5. The contractual partner herewith assigns to HYDRO all claims with regard to the purchase price, compensation for work or other claims (including the recognised balance from a current account arrangement or in the case of insolvency of the contractual partner's business partner to the then existing "casual balance") regarding the goods subject to retention of title that arise from resale, reprocessing or for any other legal reason (e.g. in an insurance claim, in the event of unauthorised action) to the amount of the invoice value (including value added tax) of the goods subject to retention of title; HYDRO accepts the assignment. HYDRO revocably empower the contractual partner to collect the claims assigned to HYDRO on their own behalf for the account of HYDRO. This collecting power can only be revoked if the contractual partner fails to fulfil the payment obligations properly. At HYDRO's request, the contractual partner has to provide the information on the assigned claims required for a collection, make available the respective documents and announce the assignment to the debtor. The assignment of a claim as per clause 1 serves the purpose of securing all claims - even future claims - from the business relationship with the contractual partner.

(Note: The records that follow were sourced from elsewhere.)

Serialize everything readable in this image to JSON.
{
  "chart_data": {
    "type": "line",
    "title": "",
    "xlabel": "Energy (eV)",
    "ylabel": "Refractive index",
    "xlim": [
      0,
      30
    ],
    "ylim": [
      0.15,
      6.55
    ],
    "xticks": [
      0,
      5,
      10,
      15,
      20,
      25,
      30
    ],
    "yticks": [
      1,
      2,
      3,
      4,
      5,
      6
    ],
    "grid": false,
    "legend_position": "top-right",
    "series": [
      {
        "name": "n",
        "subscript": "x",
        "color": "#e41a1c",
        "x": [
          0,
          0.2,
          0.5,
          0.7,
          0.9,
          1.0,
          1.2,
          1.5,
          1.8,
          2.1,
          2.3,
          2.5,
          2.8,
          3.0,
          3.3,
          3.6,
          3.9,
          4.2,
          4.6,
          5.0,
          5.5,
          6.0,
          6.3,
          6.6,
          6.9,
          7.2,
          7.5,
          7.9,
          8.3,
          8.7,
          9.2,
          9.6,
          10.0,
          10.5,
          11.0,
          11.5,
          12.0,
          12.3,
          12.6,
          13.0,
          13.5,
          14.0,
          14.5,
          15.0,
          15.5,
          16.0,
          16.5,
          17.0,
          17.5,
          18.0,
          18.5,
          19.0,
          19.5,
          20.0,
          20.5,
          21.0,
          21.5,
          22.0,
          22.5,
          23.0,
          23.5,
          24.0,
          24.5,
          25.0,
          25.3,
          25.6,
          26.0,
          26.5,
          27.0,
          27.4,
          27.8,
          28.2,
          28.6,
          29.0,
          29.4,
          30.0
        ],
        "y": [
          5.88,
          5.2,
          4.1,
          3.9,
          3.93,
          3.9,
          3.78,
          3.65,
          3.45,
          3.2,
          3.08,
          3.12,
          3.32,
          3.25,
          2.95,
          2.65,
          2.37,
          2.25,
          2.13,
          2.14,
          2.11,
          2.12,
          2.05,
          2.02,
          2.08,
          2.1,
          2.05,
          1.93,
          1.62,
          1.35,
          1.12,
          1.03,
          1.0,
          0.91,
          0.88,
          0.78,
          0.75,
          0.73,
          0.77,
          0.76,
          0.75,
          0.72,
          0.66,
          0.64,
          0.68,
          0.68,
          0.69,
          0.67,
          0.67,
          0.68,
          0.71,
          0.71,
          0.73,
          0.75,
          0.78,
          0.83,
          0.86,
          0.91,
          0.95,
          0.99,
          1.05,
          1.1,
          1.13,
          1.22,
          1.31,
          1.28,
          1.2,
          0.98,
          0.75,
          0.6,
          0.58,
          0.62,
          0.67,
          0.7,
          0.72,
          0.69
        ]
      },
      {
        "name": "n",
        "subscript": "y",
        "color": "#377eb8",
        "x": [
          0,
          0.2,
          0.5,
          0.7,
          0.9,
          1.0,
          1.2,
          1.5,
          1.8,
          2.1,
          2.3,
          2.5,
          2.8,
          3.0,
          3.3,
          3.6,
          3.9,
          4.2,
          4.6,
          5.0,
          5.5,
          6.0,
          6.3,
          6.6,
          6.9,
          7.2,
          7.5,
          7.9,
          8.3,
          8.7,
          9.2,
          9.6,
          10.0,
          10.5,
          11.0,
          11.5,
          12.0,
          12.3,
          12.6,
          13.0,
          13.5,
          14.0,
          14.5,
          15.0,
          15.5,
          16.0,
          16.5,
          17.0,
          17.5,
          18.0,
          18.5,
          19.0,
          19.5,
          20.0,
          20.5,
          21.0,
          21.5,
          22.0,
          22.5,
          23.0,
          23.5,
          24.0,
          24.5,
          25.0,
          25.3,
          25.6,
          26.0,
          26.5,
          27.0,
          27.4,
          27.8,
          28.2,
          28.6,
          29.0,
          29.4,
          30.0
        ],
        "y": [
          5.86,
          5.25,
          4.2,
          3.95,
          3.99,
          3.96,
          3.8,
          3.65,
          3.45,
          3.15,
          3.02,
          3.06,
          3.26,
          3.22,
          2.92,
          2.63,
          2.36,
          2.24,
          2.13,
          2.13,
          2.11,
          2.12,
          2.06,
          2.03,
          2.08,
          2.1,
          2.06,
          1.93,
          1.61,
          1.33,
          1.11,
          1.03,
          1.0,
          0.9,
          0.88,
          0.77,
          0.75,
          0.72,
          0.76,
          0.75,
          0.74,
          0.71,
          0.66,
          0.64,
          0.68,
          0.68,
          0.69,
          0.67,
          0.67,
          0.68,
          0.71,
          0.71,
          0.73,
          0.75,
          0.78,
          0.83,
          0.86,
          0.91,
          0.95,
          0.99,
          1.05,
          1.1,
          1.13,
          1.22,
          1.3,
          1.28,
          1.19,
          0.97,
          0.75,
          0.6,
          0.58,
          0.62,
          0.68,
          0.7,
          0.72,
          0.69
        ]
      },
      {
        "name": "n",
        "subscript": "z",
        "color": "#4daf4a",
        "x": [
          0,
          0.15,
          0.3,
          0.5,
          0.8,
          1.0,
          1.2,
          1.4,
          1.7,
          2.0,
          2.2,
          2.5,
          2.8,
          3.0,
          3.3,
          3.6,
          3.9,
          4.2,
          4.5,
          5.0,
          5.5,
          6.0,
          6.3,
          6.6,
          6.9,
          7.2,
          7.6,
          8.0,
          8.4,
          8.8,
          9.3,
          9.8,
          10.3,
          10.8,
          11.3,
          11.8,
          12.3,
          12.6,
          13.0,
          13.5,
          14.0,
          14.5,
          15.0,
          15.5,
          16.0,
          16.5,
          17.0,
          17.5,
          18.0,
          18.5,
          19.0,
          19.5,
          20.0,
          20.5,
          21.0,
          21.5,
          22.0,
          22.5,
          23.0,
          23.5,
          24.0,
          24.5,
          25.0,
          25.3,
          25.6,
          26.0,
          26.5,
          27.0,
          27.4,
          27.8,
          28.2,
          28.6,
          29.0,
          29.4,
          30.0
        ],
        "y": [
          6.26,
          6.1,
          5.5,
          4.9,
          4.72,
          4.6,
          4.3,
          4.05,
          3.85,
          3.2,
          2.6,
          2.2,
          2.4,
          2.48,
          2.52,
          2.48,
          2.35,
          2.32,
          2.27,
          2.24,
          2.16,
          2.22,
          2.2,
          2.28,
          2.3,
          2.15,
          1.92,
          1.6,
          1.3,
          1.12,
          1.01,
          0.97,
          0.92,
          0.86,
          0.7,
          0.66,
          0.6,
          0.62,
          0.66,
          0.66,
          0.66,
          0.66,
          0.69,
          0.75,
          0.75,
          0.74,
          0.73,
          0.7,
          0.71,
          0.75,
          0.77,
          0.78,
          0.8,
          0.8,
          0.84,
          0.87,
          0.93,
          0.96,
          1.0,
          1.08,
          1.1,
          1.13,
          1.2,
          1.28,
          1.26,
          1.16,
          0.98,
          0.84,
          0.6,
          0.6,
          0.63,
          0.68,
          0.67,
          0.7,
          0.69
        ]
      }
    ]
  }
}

6. Any processing or modification of the delivery items by the contractual partner shall be carried out for HYDRO. If the delivery item is processed together with other items not belonging to HYDRO, HYDRO acquire co-ownership of the new item in proportion of the value of the delivery item to the other processed items at the time of processing. As for the rest, the same applies to the new item resulting from the processing as applies to the delivered item subject to retention of title.
7. If the delivery item is combined with other items not belonging to HYDRO to obtain a uniform item and if HYDRO's ownership expires as a result of this, it is herewith agreed that the contractual partner's ownership of the uniform item will be transferred to HYDRO pro rata (i.e. in proportion of the value of the delivery item to the other combined items at the time they are combined). The contractual partner stores HYDRO's co-ownership free of charge. As for the rest, the same applies to the new item resulting from the combination as applies to the delivered item subject to retention of title.

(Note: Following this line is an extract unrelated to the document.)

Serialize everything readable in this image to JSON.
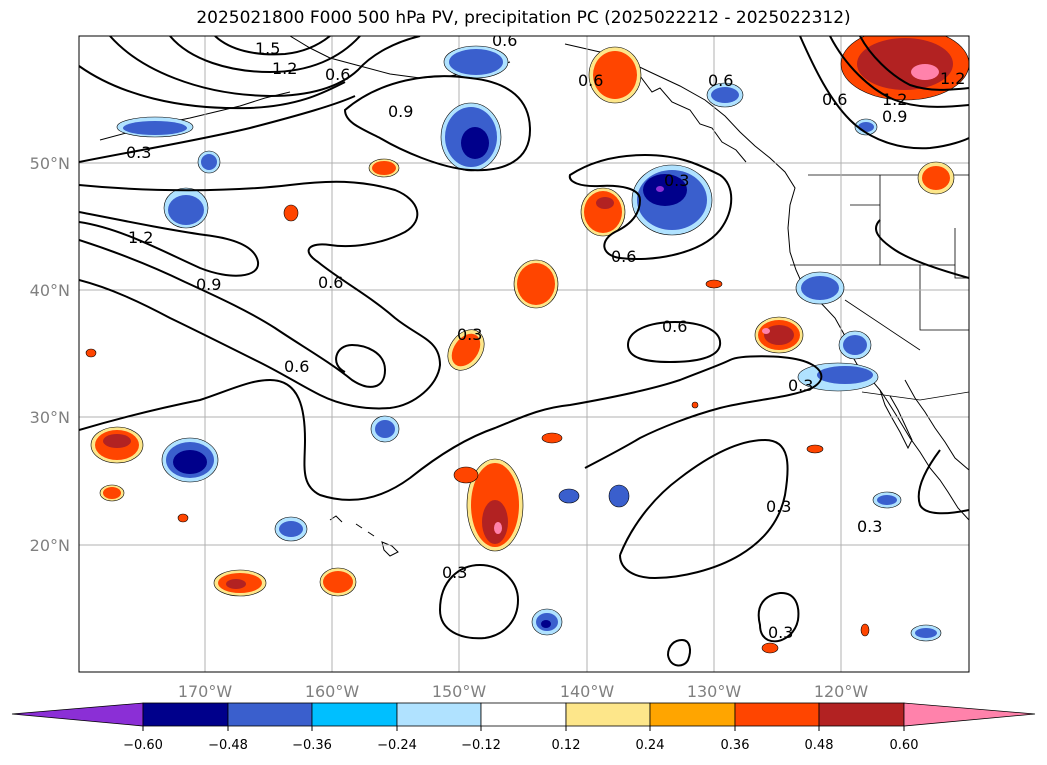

8. If the realisable value of the securities granted by HYDRO in accordance with the aforementioned provisions does not only temporarily exceed HYDRO's claims against the contractual partner by more than 10 %, HYDRO will release their own choice of securities in this respect at the contractual partner's request. If HYDRO, when using the collateral, have to pay value added tax arising from a taxable delivery by the contractual partner to HYDRO, the aforementioned coverage limit of 110 % increases by the respective VAT amount.
8. NOTICE OF DEFECTS, RIGHTS IN CASE OF MATERIAL DEFECTS.
1. In the event of a purchase or a contract for the delivery of movable property to be produced or manufactured, the contractual partner must report defects of any kind - except for latent defects - immediately after delivery; otherwise the goods shall be deemed approved. Latent defects must be reported in writing immediately upon their detection; otherwise the goods shall be deemed approved, even in view of these defects.
2. The limitation period for claims for material defects is - two years in cases of deliberate action and gross negligence and in case of an injury to life, body or health which HYDRO are responsible for, - otherwise one year.
3. Second-hand machines are sold without any liability for defects whatsoever. HYDRO's liability in cases of deliberate action and gross negligence and in case of an injury to life, body or health which HYDRO are responsible for, remains unaffected thereby, i.e. in these cases HYDRO are liable in accordance with the legal provisions.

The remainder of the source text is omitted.